Les ONG n’ont même pas le temps d’avoir la gueule de bois. Au lendemain de l’annonce par la présidence de la COP21 de l’interdiction de toutes les marches pour le climat qui auraient dû avoir lieu, à Paris et dans d’autres villes de France, à la veille de l’ouverture des négociations, c’est un mélange de déception et de branle-bas de combat. Mathieu Orphelin, porte-parole de la Fondation Nicolas-Hulot, lâche :

«  On n’a pas le droit de baisser les bras, mais là, ce sont plusieurs mois de boulot avec toutes les associations qui tombent à l’eau. On en était à un niveau d’organisation collective colossal. »

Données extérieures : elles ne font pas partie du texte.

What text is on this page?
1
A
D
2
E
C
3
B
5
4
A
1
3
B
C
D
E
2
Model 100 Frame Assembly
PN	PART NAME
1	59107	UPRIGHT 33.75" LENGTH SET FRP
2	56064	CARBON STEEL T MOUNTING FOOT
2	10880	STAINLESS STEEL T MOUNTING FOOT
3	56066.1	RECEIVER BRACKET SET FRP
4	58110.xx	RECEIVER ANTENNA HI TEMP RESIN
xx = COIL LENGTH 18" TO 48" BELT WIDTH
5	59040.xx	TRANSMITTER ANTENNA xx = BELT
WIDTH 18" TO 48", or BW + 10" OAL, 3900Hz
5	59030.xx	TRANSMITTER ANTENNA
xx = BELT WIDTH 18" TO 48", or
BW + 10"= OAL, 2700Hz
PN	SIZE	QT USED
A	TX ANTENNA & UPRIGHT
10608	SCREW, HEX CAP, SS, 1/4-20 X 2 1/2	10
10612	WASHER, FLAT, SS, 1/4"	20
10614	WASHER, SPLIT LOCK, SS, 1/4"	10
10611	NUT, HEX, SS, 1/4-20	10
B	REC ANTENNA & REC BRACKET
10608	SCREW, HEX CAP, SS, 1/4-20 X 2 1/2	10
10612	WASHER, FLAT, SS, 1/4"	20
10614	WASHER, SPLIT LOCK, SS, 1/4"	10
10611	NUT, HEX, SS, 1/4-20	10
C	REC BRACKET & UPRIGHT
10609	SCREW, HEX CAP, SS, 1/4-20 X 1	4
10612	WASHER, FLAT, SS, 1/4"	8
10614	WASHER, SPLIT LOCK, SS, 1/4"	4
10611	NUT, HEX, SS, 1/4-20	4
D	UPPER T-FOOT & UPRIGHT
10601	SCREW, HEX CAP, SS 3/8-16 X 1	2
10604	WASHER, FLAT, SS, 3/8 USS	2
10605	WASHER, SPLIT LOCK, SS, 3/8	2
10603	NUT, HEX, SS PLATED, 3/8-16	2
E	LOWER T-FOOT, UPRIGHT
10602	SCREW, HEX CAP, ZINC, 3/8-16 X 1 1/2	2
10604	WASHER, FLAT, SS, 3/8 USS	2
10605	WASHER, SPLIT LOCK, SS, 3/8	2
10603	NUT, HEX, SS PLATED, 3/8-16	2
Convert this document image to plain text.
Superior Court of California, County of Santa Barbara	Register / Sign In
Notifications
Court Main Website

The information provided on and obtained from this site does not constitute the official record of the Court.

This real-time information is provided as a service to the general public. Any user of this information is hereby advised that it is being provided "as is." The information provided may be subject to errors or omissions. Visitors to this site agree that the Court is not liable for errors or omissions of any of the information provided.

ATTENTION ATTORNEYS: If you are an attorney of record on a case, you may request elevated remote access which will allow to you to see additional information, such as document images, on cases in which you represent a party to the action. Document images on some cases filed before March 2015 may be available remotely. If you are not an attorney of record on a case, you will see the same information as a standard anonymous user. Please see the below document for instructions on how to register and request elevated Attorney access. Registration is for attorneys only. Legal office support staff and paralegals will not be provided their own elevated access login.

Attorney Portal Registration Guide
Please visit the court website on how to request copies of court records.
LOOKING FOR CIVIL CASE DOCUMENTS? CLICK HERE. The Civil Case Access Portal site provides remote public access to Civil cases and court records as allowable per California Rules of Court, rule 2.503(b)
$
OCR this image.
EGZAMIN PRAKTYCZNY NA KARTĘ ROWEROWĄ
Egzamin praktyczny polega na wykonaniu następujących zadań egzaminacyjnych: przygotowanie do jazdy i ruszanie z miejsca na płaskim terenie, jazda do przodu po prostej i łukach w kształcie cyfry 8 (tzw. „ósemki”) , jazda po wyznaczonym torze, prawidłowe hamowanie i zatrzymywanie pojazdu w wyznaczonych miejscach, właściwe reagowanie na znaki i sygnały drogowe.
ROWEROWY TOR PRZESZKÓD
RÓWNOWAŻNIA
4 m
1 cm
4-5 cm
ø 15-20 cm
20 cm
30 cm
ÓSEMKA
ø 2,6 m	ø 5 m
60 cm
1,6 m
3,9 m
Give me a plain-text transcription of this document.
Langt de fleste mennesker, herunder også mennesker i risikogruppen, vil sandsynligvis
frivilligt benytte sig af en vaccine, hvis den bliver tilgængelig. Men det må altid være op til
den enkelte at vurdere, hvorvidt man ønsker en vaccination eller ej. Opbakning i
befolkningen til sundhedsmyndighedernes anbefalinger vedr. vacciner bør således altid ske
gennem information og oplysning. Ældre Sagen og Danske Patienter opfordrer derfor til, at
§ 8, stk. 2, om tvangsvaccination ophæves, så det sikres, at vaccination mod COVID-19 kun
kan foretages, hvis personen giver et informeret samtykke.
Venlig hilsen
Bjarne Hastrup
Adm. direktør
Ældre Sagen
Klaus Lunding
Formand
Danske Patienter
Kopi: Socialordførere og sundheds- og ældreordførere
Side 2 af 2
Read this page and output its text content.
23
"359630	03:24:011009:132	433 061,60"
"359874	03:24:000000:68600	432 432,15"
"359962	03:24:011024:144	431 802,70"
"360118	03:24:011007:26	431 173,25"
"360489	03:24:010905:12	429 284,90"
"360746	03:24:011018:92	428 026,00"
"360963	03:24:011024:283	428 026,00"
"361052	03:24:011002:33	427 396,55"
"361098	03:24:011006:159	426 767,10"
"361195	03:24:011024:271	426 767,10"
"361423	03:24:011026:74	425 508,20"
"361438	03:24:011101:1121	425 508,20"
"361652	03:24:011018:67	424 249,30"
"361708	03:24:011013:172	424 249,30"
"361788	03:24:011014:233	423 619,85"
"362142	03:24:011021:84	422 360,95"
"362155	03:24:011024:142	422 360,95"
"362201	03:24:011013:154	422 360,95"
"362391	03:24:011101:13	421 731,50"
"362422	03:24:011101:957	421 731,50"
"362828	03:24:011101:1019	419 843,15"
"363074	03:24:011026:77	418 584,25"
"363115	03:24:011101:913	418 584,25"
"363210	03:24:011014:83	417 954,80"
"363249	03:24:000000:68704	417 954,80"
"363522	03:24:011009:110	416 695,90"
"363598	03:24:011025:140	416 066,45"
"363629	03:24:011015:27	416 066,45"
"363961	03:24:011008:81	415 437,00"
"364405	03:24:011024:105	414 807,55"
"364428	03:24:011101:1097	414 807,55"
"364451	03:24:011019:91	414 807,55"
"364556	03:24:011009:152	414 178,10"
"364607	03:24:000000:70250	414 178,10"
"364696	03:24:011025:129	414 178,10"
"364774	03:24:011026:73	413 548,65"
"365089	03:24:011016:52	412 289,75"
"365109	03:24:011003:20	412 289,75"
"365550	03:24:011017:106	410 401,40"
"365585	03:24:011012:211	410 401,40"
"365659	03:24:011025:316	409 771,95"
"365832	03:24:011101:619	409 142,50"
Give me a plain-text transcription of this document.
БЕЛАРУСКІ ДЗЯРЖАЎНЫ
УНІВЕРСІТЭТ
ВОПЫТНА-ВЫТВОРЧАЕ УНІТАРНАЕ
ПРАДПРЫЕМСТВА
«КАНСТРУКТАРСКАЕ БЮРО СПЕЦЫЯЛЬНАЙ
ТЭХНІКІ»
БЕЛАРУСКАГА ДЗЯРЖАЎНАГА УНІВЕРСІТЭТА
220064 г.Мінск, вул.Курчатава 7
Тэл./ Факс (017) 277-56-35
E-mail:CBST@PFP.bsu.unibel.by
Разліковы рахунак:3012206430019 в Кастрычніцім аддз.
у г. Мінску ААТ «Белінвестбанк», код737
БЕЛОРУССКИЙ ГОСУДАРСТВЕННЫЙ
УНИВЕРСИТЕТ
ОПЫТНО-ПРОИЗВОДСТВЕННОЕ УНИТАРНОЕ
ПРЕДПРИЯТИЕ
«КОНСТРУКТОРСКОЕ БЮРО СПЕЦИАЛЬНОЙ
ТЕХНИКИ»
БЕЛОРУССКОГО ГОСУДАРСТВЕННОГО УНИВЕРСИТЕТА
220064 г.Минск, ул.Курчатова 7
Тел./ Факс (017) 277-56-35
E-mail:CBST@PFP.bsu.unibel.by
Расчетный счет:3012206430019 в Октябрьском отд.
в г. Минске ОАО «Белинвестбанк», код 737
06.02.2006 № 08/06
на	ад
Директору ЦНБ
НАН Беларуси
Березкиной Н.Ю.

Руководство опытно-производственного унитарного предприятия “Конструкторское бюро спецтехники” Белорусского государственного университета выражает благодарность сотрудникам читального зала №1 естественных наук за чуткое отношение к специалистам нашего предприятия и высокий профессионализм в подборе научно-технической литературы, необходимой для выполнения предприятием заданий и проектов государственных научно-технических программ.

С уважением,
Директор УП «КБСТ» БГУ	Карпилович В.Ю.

Mardi matin, moins de quatre jours après les attentats de Paris, les organisations de la société civile étaient réunies chez Laurent Fabius, ministre des Affaires étrangères, sous l’égide de qui se tiendra la réunion internationale sur le climat dans dix jours. Si les marches semblent alors déjà très compromises, y est évoqué un «  rassemblement statique  ». En aparté, les conseillers évoquent l’idée d’un stade où auraient pu se réunir les dizaines de milliers de personnes attendues initialement pour la marche du 29 novembre.

Choix cornéliens

Car pour les autorités françaises, assurer la sécurité de la COP21 elle-même et de tous les événements parallèles, deux semaines après les plus graves attentats qui aient jamais eu lieu sur le sol français, exige de faire des choix cornéliens. Techniquement, il y a d’un côté le site du Bourget où auront lieu les négociations, et les 22 000 personnes accréditées pour y entrer.

De l’autre, 20 000 acteurs de la société civile attendus dans la capitale en divers lieux, et initialement réunis dans une marche inaugurale. Mathieu Zagrodzki, chercheur associé au Centre de recherches sociologiques sur le droit et les institutions pe?nales et spécialiste de la sécurité intérieure, analyse :

«  On a un double casse-tête  : d’un côté, un lieu confiné qu’il va falloir rendre hermétique par des détecteurs de métaux, par le contrôle des allées et venues, et de l’autre la gestion de flux et de foules, ce qui est bien plus difficile.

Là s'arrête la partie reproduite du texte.